Funding: This research was funded by the organizations cited above and also by AG2R-LA MONDIALE and MTRL.
About this neuroscience research news
Author: Rebeyrotte Myriam
Source: Institut Pasteur
Contact: Rebeyrotte Myriam – Institut Passteur
Image: The image is credited to Neuroscience News
Original Research: Closed access.
“The parabrachial nucleus elicits a vigorous corticosterone feedback response to the pro-inflammatory cytokine IL-1beta” by Gérard Eberl et al. Neuron
Abstract
The parabrachial nucleus elicits a vigorous corticosterone feedback response to the pro-inflammatory cytokine IL-1beta
Highlights
- IL-1β and TNF-α trigger vigorous corticosterone release in mice
- IL-1β recruits a parabrachial to the paraventricular hypothalamic nucleus circuit
- The vagal complex activates PB-to-PVN neurons to induce the corticosterone response
- Reactivation of IL-1β-activated parabrachial neurons induces immunosuppression
Summary
The central nervous system regulates systemic immune responses by integrating the physiological and behavioral constraints faced by an individual.
Corticosterone (CS), the release of which is controlled in the hypothalamus by the paraventricular nucleus (PVN), is a potent negative regulator of immune responses.
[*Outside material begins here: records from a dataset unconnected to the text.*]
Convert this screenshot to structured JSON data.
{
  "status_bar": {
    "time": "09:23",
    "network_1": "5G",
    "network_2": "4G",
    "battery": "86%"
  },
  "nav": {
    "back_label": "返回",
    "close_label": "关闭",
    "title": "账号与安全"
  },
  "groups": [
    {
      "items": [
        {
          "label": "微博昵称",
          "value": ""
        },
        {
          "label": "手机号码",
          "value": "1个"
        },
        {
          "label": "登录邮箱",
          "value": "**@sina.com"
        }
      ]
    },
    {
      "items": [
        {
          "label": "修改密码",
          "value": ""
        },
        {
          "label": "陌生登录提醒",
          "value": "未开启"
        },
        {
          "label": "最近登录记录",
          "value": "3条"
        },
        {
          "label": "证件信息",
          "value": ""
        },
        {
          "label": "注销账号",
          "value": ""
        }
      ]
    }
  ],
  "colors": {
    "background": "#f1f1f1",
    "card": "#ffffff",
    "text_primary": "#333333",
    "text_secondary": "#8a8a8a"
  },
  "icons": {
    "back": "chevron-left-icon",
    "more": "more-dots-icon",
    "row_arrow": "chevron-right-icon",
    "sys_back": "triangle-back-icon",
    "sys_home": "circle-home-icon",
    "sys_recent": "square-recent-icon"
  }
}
Using the mouse model, we report that the parabrachial nucleus (PB), an important hub linking interoceptive afferent information to autonomic and behavioral responses, also integrates the pro-inflammatory cytokine IL-1β signal to induce the CS response.
A subpopulation of PB neurons, directly projecting to the PVN and receiving inputs from the vagal complex (VC), responds to IL-1β to drive the CS response. Pharmacogenetic reactivation of these IL-1β-activated PB neurons is sufficient to induce CS-mediated systemic immunosuppression.
Our findings demonstrate an efficient brainstem-encoded modality for the central sensing of cytokines and the regulation of systemic immune responses.